Thursday, August 13, 2009
Blip in the road...
I know things commonly don't go as planned...but as one of the many life lessons I've learned (especially out here in WV) is that I don't deal with this fact very well. You could label it as I just like things to go as planned because I work so hard to get things lined up in advance, or you could say I'm pretty much a control freak. The latest development in this learning process of mine happened today...T minus 6 days until our drive across the country begins. First, my day started out with realizing that our "couch" (the aero bed since we sold our real couch) was flat because Bear had punctured a small hole in it by playing super hard with Derek the night before, while I was in Morgantown dropping off the Corolla. Bear doesn't do very well when I'm gone and stood up on our coffee table staring out the window most of the day (looking for me - he does this every time I leave to go anywhere), and thus got no energy expended. Then he got a little rambunctious at night and apparently made a small hole in the aero bed.
So as I sat down on our "couch" this morning and swiftly felt the hardwood floor against my butt, I opened my laptop to check my email. I was greeted by a follow up email from ABF U-Pack, the moving company we are renting a pod from to put our things in to be shipped to my parents house. I researched this about 6 months ago (yes I know - slightly anal retentive but I prefer to call it prepared and passionate!) to make sure we would have no problems reserving one. I got a quote and then booked it about 3 months ago. So when I got the email confirming that we would be filling a trailer next Tuesday I had to do a double take. A trailer? No, that must be a mistake. I planned this out MONTHS ago...and I reserved a 6 ft by 7ft by 8ft cube that we would be able to lock shut and have dropped off in my parents driveway. I called the company (while sitting on my hardwood floor) only to find out that yes that had mistakenly booked me for 9 cubic feet of space in a 28 foot trailer instead of my own cube. They informed me I would need to tie my things down and secure them so they did not fall into another person's space in the trailer and also that I would need to get tarps to cover the top. I just about choked on my own tongue. And of course they are now out of cubes because it is only 6 days until move day.
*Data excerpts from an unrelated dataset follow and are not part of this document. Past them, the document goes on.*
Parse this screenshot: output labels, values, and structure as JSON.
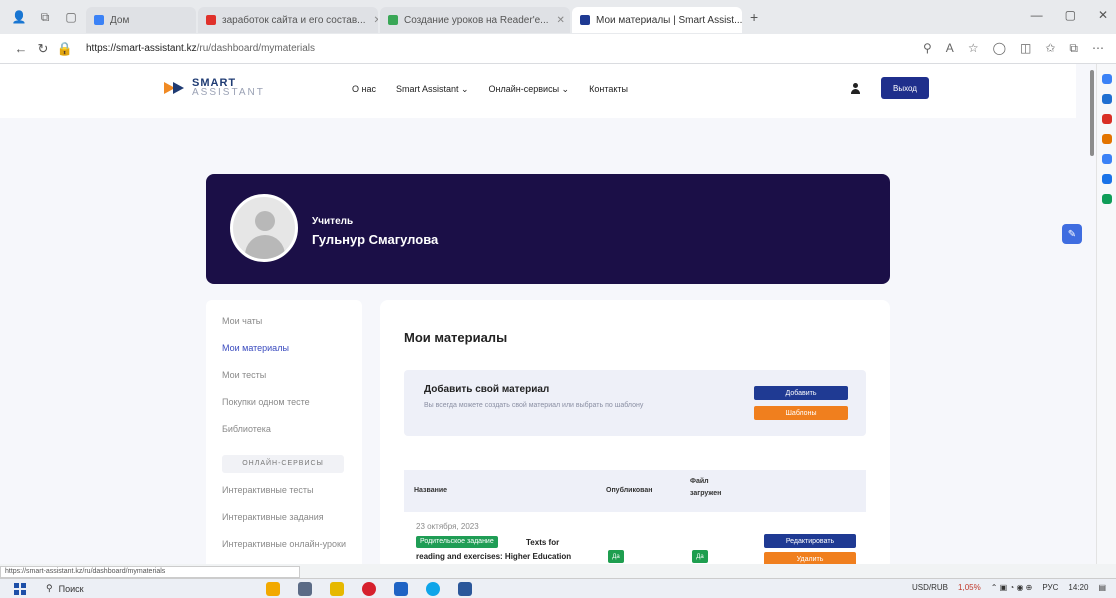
{
  "browser": {
    "tabs": [
      {
        "label": "Дом",
        "active": false,
        "color": "#3b82f6"
      },
      {
        "label": "заработок сайта и его состав...",
        "active": false,
        "color": "#e0312b"
      },
      {
        "label": "Создание уроков на Reader'е...",
        "active": false,
        "color": "#3aa757"
      },
      {
        "label": "Мои материалы | Smart Assist...",
        "active": true,
        "color": "#1f3a93"
      }
    ],
    "url_host": "https://smart-assistant.kz",
    "url_path": "/ru/dashboard/mymaterials",
    "new_tab": "+"
  },
  "site": {
    "logo_line1": "SMART",
    "logo_line2": "ASSISTANT",
    "nav": [
      "О нас",
      "Smart Assistant ⌄",
      "Онлайн-сервисы ⌄",
      "Контакты"
    ],
    "logout_label": "Выход"
  },
  "profile": {
    "role": "Учитель",
    "name": "Гульнур Смагулова"
  },
  "menu": {
    "items": [
      "Мои чаты",
      "Мои материалы",
      "Мои тесты",
      "Покупки одном тесте",
      "Библиотека"
    ],
    "active_index": 1,
    "section_label": "ОНЛАЙН-СЕРВИСЫ",
    "services": [
      "Интерактивные тесты",
      "Интерактивные задания",
      "Интерактивные онлайн-уроки"
    ]
  },
  "content": {
    "title": "Мои материалы",
    "add_title": "Добавить свой материал",
    "add_desc": "Вы всегда можете создать свой материал или выбрать по шаблону",
    "add_button": "Добавить",
    "template_button": "Шаблоны",
    "columns": {
      "name": "Название",
      "published": "Опубликован",
      "file_line1": "Файл",
      "file_line2": "загружен"
    },
    "row": {
      "date": "23 октября, 2023",
      "tag": "Родительское задание",
      "title": "Texts for reading and exercises: Higher Education in Great Britain and USA",
      "published": "Да",
      "file": "Да",
      "edit_button": "Редактировать",
      "delete_button": "Удалить"
    }
  },
  "status_url": "https://smart-assistant.kz/ru/dashboard/mymaterials",
  "taskbar": {
    "search_label": "Поиск",
    "currency": "USD/RUB",
    "change": "1,05%",
    "time": "14:20",
    "lang": "РУС"
  }
}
In the middle of all this, as I am trying not to cry on the phone to Neal (the nice ABF representative), the girl who is supposed to be buying and picking up my china cabinet at any moment calls through to tell me she is lost. I tell Neal I will call him back. The china cabinet girl finally gets to my house and once it is loaded in her truck I walk back inside only to start the first of three crying sessions to come. Derek likes to laugh when I do this because I usually try to hide that I am crying...which I am not very good at. I some how pull myself together enough to call Neal back only to find out that the closest place that has an available cube to load is 80 miles away. I tell him I will call him back, jump in the car to drive to my friend Heather's house, and proceed to call Lauren (my sister) and have another crying session to her. Slight disclaimer to all of you who think I have officially lost it - it does happen to be about 2 days before that special time of the month that every woman loathes. Of course it would be though. Why wouldn't that correlate with us preparing to drive across the country?
We rearranged everything and now Derek and I will be loading up the Uhaul on Monday together. I will drive the Uhaul the 80 miles to the cube destination and back while he sits in the passenger seat and studies. Then he will take his test all day Tuesday (9 hours) while I clean the completely empty house and we will hit the road at 6am on Wednesday the 19th.
P.S. Neal was able to give us a $400 discount, so that was very nice.
Things don't always happen as we plan. And hormones don't always cooperate either. But God has a plan and he will carry us through all these crazy blips and bumps. I am now laughing at this and I think that is the best growth. Being able to look back at your past actions and say - yes I overreacted, yes I am feeling hormonal, no - that was not actually that dramatic, and we are fine (as my mom would always say to Little Lindsey)!